"The woman nodded.

"'She knows the postman's step, sir, even when he is a long way off. She singles it out from all other sounds. If he stops at the door, I must run down upon the instant. But whether he stops or not, it is always the same thing--there is no letter for her.'

"I went upstairs again and into her room. The girl was lying upon her side, with her faced pressed into the pillow, and crying. I patted her shoulder.

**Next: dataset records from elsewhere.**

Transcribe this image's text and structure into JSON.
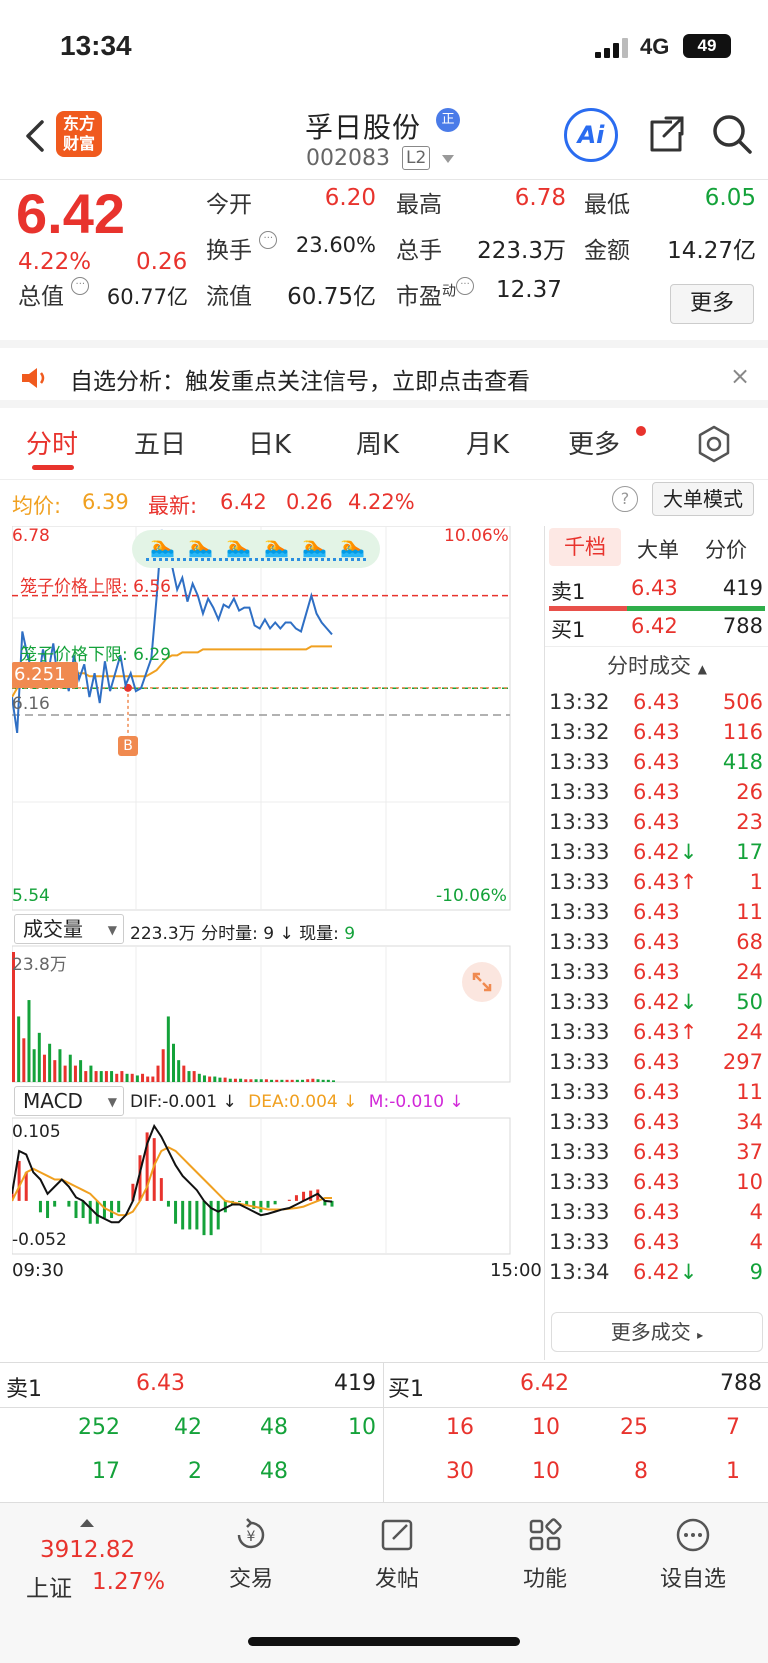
{
  "status_bar": {
    "time": "13:34",
    "network": "4G",
    "battery": "49"
  },
  "header": {
    "logo_line1": "东方",
    "logo_line2": "财富",
    "stock_name": "孚日股份",
    "badge": "正",
    "stock_code": "002083",
    "level_badge": "L2",
    "ai_label": "Ai"
  },
  "quote": {
    "last_price": "6.42",
    "change_pct": "4.22%",
    "change_abs": "0.26",
    "open_label": "今开",
    "open": "6.20",
    "high_label": "最高",
    "high": "6.78",
    "low_label": "最低",
    "low": "6.05",
    "turnover_label": "换手",
    "turnover": "23.60%",
    "volume_label": "总手",
    "volume": "223.3万",
    "amount_label": "金额",
    "amount": "14.27亿",
    "mktcap_label": "总值",
    "mktcap": "60.77亿",
    "float_label": "流值",
    "float_cap": "60.75亿",
    "pe_label": "市盈",
    "pe_sup": "动",
    "pe": "12.37",
    "more": "更多"
  },
  "banner": {
    "text": "自选分析：触发重点关注信号，立即点击查看",
    "close": "×"
  },
  "tabs": [
    {
      "label": "分时",
      "active": true
    },
    {
      "label": "五日"
    },
    {
      "label": "日K"
    },
    {
      "label": "周K"
    },
    {
      "label": "月K"
    },
    {
      "label": "更多"
    }
  ],
  "avg_row": {
    "avg_label": "均价:",
    "avg_value": "6.39",
    "latest_label": "最新:",
    "latest_value": "6.42",
    "chg_abs": "0.26",
    "chg_pct": "4.22%",
    "help": "?",
    "mode_button": "大单模式"
  },
  "chart_data": [
    {
      "type": "line",
      "title": "分时",
      "y_max_label": "6.78",
      "y_min_label": "5.54",
      "pct_max_label": "10.06%",
      "pct_min_label": "-10.06%",
      "ylim": [
        5.54,
        6.78
      ],
      "prev_close": "6.16",
      "cursor_price": "6.251",
      "upper_limit_label": "笼子价格上限:",
      "upper_limit": "6.56",
      "lower_limit_label": "笼子价格下限:",
      "lower_limit": "6.29",
      "buy_marker": "B",
      "x_start": "09:30",
      "x_end": "15:00",
      "series": [
        {
          "values": [
            6.22,
            6.1,
            6.44,
            6.36,
            6.3,
            6.26,
            6.38,
            6.3,
            6.4,
            6.26,
            6.32,
            6.24,
            6.36,
            6.28,
            6.33,
            6.22,
            6.3,
            6.2,
            6.34,
            6.24,
            6.3,
            6.36,
            6.26,
            6.3,
            6.24,
            6.25,
            6.3,
            6.35,
            6.55,
            6.78,
            6.72,
            6.66,
            6.58,
            6.62,
            6.54,
            6.6,
            6.56,
            6.5,
            6.55,
            6.52,
            6.48,
            6.53,
            6.52,
            6.55,
            6.51,
            6.52,
            6.52,
            6.46,
            6.45,
            6.48,
            6.45,
            6.47,
            6.45,
            6.47,
            6.47,
            6.45,
            6.44,
            6.5,
            6.56,
            6.5,
            6.47,
            6.45,
            6.43
          ]
        },
        {
          "values": [
            6.22,
            6.25,
            6.28,
            6.29,
            6.29,
            6.3,
            6.3,
            6.3,
            6.3,
            6.3,
            6.3,
            6.3,
            6.3,
            6.3,
            6.3,
            6.29,
            6.29,
            6.29,
            6.29,
            6.29,
            6.29,
            6.29,
            6.29,
            6.29,
            6.29,
            6.29,
            6.29,
            6.3,
            6.31,
            6.33,
            6.35,
            6.36,
            6.36,
            6.37,
            6.37,
            6.37,
            6.37,
            6.38,
            6.38,
            6.38,
            6.38,
            6.38,
            6.38,
            6.38,
            6.38,
            6.38,
            6.38,
            6.38,
            6.38,
            6.38,
            6.38,
            6.38,
            6.38,
            6.38,
            6.38,
            6.38,
            6.38,
            6.38,
            6.39,
            6.39,
            6.39,
            6.39,
            6.39
          ]
        }
      ]
    },
    {
      "type": "bar",
      "title": "成交量",
      "total": "223.3万",
      "minute_vol_label": "分时量:",
      "minute_vol": "9",
      "now_vol_label": "现量:",
      "now_vol": "9",
      "ymax_label": "23.8万",
      "values": [
        23.8,
        12,
        8,
        15,
        6,
        9,
        5,
        7,
        4,
        6,
        3,
        5,
        3,
        4,
        2,
        3,
        2,
        2,
        2,
        2,
        1.5,
        2,
        1.5,
        1.5,
        1.2,
        1.5,
        1,
        1,
        3,
        6,
        12,
        7,
        4,
        3,
        2,
        2,
        1.5,
        1.2,
        1,
        1,
        0.8,
        0.8,
        0.6,
        0.6,
        0.6,
        0.5,
        0.5,
        0.5,
        0.5,
        0.5,
        0.4,
        0.4,
        0.4,
        0.4,
        0.4,
        0.4,
        0.4,
        0.5,
        0.6,
        0.5,
        0.4,
        0.4,
        0.3
      ]
    },
    {
      "type": "line",
      "title": "MACD",
      "dif_label": "DIF:",
      "dif": "-0.001",
      "dea_label": "DEA:",
      "dea": "0.004",
      "m_label": "M:",
      "m": "-0.010",
      "ymax_label": "0.105",
      "ymin_label": "-0.052",
      "ylim": [
        -0.052,
        0.105
      ],
      "dif_values": [
        0.01,
        0.07,
        0.065,
        0.04,
        0.03,
        0.01,
        0.02,
        0.03,
        0.02,
        0.005,
        0.0,
        -0.01,
        -0.02,
        -0.025,
        -0.03,
        -0.03,
        -0.02,
        0.0,
        0.04,
        0.08,
        0.105,
        0.09,
        0.07,
        0.05,
        0.035,
        0.025,
        0.015,
        0.0,
        -0.01,
        -0.015,
        -0.01,
        -0.005,
        -0.005,
        -0.01,
        -0.015,
        -0.02,
        -0.018,
        -0.015,
        -0.012,
        -0.01,
        -0.005,
        0.0,
        0.005,
        0.01,
        0.0,
        -0.001
      ],
      "dea_values": [
        0.0,
        0.02,
        0.04,
        0.045,
        0.04,
        0.035,
        0.03,
        0.03,
        0.025,
        0.02,
        0.015,
        0.01,
        0.0,
        -0.01,
        -0.015,
        -0.02,
        -0.02,
        -0.015,
        0.0,
        0.02,
        0.05,
        0.07,
        0.075,
        0.07,
        0.06,
        0.05,
        0.04,
        0.03,
        0.02,
        0.01,
        0.0,
        -0.002,
        -0.004,
        -0.006,
        -0.008,
        -0.01,
        -0.012,
        -0.012,
        -0.012,
        -0.011,
        -0.01,
        -0.008,
        -0.004,
        0.0,
        0.004,
        0.004
      ],
      "macd_values": [
        0.02,
        0.07,
        0.05,
        0.0,
        -0.02,
        -0.03,
        -0.01,
        0.0,
        -0.01,
        -0.03,
        -0.03,
        -0.04,
        -0.04,
        -0.03,
        -0.03,
        -0.02,
        0.0,
        0.03,
        0.08,
        0.12,
        0.11,
        0.04,
        -0.01,
        -0.04,
        -0.05,
        -0.05,
        -0.05,
        -0.06,
        -0.06,
        -0.05,
        -0.02,
        -0.006,
        -0.002,
        -0.008,
        -0.014,
        -0.02,
        -0.012,
        -0.006,
        0.0,
        0.002,
        0.01,
        0.016,
        0.018,
        0.02,
        -0.008,
        -0.01
      ]
    }
  ],
  "right_panel": {
    "tabs": [
      "千档",
      "大单",
      "分价"
    ],
    "sell1": {
      "label": "卖1",
      "price": "6.43",
      "vol": "419"
    },
    "buy1": {
      "label": "买1",
      "price": "6.42",
      "vol": "788"
    },
    "ticks_header": "分时成交",
    "ticks": [
      {
        "time": "13:32",
        "price": "6.43",
        "arrow": "",
        "vol": "506",
        "color": "red"
      },
      {
        "time": "13:32",
        "price": "6.43",
        "arrow": "",
        "vol": "116",
        "color": "red"
      },
      {
        "time": "13:33",
        "price": "6.43",
        "arrow": "",
        "vol": "418",
        "color": "green"
      },
      {
        "time": "13:33",
        "price": "6.43",
        "arrow": "",
        "vol": "26",
        "color": "red"
      },
      {
        "time": "13:33",
        "price": "6.43",
        "arrow": "",
        "vol": "23",
        "color": "red"
      },
      {
        "time": "13:33",
        "price": "6.42",
        "arrow": "↓",
        "vol": "17",
        "color": "green"
      },
      {
        "time": "13:33",
        "price": "6.43",
        "arrow": "↑",
        "vol": "1",
        "color": "red"
      },
      {
        "time": "13:33",
        "price": "6.43",
        "arrow": "",
        "vol": "11",
        "color": "red"
      },
      {
        "time": "13:33",
        "price": "6.43",
        "arrow": "",
        "vol": "68",
        "color": "red"
      },
      {
        "time": "13:33",
        "price": "6.43",
        "arrow": "",
        "vol": "24",
        "color": "red"
      },
      {
        "time": "13:33",
        "price": "6.42",
        "arrow": "↓",
        "vol": "50",
        "color": "green"
      },
      {
        "time": "13:33",
        "price": "6.43",
        "arrow": "↑",
        "vol": "24",
        "color": "red"
      },
      {
        "time": "13:33",
        "price": "6.43",
        "arrow": "",
        "vol": "297",
        "color": "red"
      },
      {
        "time": "13:33",
        "price": "6.43",
        "arrow": "",
        "vol": "11",
        "color": "red"
      },
      {
        "time": "13:33",
        "price": "6.43",
        "arrow": "",
        "vol": "34",
        "color": "red"
      },
      {
        "time": "13:33",
        "price": "6.43",
        "arrow": "",
        "vol": "37",
        "color": "red"
      },
      {
        "time": "13:33",
        "price": "6.43",
        "arrow": "",
        "vol": "10",
        "color": "red"
      },
      {
        "time": "13:33",
        "price": "6.43",
        "arrow": "",
        "vol": "4",
        "color": "red"
      },
      {
        "time": "13:33",
        "price": "6.43",
        "arrow": "",
        "vol": "4",
        "color": "red"
      },
      {
        "time": "13:34",
        "price": "6.42",
        "arrow": "↓",
        "vol": "9",
        "color": "green"
      }
    ],
    "more_ticks": "更多成交"
  },
  "book": {
    "sell1_label": "卖1",
    "sell1_price": "6.43",
    "sell1_vol": "419",
    "buy1_label": "买1",
    "buy1_price": "6.42",
    "buy1_vol": "788",
    "sell_queue": [
      [
        "252",
        "42",
        "48",
        "10"
      ],
      [
        "17",
        "2",
        "48",
        ""
      ]
    ],
    "buy_queue": [
      [
        "16",
        "10",
        "25",
        "7"
      ],
      [
        "30",
        "10",
        "8",
        "1"
      ]
    ]
  },
  "bottom_nav": {
    "index_value": "3912.82",
    "index_name": "上证",
    "index_change": "1.27%",
    "items": [
      "交易",
      "发帖",
      "功能",
      "设自选"
    ]
  },
  "colors": {
    "up": "#e8332d",
    "down": "#14a23a",
    "avg": "#f0a020",
    "price_line": "#2f6fc4",
    "accent": "#f05a1e"
  }
}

"'Come, Mrs. Braxfield, you must tell me what the trouble is, and we will put our heads together and discover a remedy.'

"But she drew away from me. 'There is nothing,' she repeated. 'I am weak--that is all.'

"I could get no more from her, and the next day I besought her to tell me where I might find her husband. But upon that point, too, she was silent. Then came a night, about a week later, when she fell into a delirium, and I sat by her side and wrestled with death for her. I fought hard with what resources I had, for there was no reason why she should die but the extreme weakness into which she had fallen.

"I sat by the bed, thinking that now at last I should learn the secret which ravaged her. But there was no coherency in what she said. She talked chiefly, I remember, of a work-table and of something hidden there which she must destroy. She was continually, in her delirium, searching its drawers, opening the lid and diving amongst her embroidery and beads, as though she could not die and let the thing be found.

"So till the grey of the morning, when she came out of her delirium, turned very wistfully to me with a feeble motion of her hands, and said:

"'You have been very good to me, doctor.'

"She lay thus for a few moments, and then she cried in a low sad voice: 'Oh, Arthur, Arthur!' And with that name upon her lips she died.